At 8:00 this morning, we were sitting at our table eating pancakes and drinking coffee. I proceeded to pull out some index cards and began to quiz Rachelle. "Kunywa, it means "to drink", I said as Rachelle took a sip of her coffee. "Kunywa", Micah piped up from where he was playing in the living room. "Kunywa", Rachelle repeated as she put down her coffee, picked up the syrup, and poured it into her mug. "Ah, that's not creamer Rachelle..."
Over the last few days, we've begun learning some basic Swahili vocabulary and greetings. Here are some things we've learned.
Habari is a common greeting, to which Nzuri is a common response. Asante is a way of saying Thank you.
Swahili is a widely used trade language spoken by over 140 million people throughout East Africa. Interestingly, only around 5 million of these speak Swahili as their native tongue.
Swahili uses the same alphabet we use in English, minus the q and x, but unlike English letters, a Swahili letter always represents the same sound.

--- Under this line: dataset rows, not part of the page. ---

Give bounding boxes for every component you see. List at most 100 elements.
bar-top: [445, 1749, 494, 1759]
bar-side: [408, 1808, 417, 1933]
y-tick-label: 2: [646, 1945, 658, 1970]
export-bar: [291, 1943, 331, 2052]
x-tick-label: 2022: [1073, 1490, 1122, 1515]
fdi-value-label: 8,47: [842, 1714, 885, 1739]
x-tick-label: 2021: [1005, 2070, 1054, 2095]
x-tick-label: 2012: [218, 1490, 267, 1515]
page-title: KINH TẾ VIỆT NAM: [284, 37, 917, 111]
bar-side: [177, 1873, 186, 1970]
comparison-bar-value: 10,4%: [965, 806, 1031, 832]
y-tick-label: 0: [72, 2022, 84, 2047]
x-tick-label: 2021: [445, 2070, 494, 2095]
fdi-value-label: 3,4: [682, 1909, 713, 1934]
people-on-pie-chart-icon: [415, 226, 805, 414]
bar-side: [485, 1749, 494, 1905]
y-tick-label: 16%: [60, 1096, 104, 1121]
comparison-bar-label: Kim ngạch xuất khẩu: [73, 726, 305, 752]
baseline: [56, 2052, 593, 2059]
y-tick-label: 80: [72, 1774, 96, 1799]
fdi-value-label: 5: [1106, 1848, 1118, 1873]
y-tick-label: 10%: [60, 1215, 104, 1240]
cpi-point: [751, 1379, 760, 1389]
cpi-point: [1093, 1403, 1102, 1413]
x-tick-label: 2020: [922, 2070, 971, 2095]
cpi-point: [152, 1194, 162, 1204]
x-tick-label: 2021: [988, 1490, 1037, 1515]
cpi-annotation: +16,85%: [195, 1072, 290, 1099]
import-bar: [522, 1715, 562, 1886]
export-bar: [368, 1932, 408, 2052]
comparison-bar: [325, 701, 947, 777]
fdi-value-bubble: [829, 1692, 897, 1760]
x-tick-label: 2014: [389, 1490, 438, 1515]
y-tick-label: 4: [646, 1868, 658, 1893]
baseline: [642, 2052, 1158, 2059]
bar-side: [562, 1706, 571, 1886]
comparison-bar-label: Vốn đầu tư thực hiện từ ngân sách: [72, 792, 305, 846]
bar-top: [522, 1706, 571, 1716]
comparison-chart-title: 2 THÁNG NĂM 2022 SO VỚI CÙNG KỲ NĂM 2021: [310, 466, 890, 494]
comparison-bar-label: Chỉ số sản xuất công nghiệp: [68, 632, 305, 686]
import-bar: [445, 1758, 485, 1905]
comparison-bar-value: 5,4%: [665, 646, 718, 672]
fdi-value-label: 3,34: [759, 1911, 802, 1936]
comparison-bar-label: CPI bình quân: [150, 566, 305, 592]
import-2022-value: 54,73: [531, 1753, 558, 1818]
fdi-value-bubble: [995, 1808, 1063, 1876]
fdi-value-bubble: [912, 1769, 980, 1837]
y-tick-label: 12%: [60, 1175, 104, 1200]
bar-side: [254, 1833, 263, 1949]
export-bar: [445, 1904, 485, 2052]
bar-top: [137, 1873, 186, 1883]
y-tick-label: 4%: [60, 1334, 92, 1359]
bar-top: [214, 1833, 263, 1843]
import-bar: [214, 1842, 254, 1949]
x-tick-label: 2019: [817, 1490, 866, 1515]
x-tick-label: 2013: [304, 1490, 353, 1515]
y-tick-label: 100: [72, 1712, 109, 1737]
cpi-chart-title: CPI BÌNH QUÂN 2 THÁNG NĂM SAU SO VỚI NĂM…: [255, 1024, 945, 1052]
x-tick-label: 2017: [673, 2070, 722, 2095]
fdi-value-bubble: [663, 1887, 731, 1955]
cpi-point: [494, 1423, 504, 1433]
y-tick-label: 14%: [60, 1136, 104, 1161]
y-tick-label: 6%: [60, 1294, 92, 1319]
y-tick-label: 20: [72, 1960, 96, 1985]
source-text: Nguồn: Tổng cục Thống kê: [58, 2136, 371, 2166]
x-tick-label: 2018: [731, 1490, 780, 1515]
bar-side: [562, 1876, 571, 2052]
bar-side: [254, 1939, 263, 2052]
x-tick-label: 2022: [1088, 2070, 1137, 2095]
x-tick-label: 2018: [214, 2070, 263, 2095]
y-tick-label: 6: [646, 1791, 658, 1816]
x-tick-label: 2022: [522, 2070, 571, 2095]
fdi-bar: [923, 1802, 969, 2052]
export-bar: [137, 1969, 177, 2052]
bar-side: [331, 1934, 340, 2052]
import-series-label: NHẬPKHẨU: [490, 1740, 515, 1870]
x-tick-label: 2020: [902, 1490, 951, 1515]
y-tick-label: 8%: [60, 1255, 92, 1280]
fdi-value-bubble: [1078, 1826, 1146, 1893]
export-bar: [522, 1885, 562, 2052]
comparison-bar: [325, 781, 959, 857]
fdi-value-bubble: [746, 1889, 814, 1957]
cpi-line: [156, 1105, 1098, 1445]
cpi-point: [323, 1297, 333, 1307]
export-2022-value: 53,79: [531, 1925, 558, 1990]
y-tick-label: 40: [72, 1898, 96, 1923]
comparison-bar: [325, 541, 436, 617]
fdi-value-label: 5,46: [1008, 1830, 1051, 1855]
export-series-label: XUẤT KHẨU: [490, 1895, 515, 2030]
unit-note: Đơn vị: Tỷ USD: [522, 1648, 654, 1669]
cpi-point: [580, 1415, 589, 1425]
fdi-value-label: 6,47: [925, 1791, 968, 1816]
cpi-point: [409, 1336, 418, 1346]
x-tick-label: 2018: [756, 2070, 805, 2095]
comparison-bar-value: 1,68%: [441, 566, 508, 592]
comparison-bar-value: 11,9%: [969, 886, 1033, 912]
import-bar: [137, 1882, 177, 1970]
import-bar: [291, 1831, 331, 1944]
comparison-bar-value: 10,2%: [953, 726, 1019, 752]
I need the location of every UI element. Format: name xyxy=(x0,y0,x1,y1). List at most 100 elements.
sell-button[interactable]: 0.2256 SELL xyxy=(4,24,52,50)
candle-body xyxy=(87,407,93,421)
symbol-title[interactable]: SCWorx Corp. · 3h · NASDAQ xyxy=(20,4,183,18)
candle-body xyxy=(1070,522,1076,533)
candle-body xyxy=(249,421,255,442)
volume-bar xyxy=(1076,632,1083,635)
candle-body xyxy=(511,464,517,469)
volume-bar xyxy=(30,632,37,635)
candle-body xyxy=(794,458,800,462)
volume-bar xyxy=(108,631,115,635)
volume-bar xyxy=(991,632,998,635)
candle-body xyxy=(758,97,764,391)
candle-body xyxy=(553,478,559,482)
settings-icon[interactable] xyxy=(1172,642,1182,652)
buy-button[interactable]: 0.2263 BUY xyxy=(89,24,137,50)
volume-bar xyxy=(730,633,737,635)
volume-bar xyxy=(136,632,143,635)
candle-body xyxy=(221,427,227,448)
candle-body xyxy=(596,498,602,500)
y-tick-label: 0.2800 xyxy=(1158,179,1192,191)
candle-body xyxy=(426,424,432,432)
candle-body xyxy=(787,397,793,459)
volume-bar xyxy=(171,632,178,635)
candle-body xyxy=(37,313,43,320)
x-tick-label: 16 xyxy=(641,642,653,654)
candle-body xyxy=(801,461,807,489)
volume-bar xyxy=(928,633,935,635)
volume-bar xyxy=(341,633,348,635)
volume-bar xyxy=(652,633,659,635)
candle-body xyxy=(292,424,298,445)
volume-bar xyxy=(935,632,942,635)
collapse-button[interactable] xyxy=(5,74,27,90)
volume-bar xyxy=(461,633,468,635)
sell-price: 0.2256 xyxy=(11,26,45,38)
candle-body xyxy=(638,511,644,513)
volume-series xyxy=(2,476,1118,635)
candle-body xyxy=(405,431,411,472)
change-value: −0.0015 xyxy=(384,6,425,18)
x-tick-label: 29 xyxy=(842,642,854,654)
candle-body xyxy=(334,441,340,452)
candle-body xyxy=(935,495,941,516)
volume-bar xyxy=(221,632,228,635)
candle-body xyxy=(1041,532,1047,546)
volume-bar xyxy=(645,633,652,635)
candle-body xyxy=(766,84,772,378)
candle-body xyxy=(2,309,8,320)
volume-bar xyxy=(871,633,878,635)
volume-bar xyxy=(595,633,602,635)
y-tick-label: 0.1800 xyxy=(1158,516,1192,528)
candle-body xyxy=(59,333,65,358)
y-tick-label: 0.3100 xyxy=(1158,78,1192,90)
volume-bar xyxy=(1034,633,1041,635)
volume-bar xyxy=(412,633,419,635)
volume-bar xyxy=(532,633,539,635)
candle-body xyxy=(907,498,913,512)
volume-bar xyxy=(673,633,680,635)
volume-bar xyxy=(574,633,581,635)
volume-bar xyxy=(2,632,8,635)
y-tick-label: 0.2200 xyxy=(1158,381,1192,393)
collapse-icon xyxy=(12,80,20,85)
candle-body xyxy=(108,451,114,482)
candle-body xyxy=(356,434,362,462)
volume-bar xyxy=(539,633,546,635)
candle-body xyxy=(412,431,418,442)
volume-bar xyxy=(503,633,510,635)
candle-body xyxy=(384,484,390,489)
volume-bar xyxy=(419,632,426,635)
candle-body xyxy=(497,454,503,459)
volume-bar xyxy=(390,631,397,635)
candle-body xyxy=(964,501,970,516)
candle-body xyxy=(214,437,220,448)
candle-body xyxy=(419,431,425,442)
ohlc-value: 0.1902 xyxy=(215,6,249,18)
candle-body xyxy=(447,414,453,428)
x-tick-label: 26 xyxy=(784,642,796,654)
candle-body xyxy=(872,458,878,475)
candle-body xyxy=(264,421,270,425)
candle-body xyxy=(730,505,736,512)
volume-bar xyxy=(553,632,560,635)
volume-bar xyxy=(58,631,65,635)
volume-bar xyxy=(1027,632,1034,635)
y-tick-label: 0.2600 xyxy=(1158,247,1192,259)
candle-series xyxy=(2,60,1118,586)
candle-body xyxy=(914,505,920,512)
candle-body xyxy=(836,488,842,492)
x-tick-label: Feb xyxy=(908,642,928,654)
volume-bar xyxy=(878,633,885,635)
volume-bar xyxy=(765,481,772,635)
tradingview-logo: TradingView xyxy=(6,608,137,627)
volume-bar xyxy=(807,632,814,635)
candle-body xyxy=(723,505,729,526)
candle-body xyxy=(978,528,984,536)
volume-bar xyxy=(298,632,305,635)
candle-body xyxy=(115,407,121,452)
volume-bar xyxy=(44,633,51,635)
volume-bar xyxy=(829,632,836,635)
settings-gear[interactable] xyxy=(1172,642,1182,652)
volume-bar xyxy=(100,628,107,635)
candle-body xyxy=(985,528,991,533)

Swahili uses prefixes to help determine the actor, the object, and the tense of a verb, so it is possible to make a whole sentence out of one word. For example: tuliwaambia means "we told them" (tu = we , li = past tense , wa = them , ambia = tell)
Swahili has 8 classes of nouns. These classes are differentiated by their prefixes. Verbs and modifiers must take the same prefix as the noun that is used.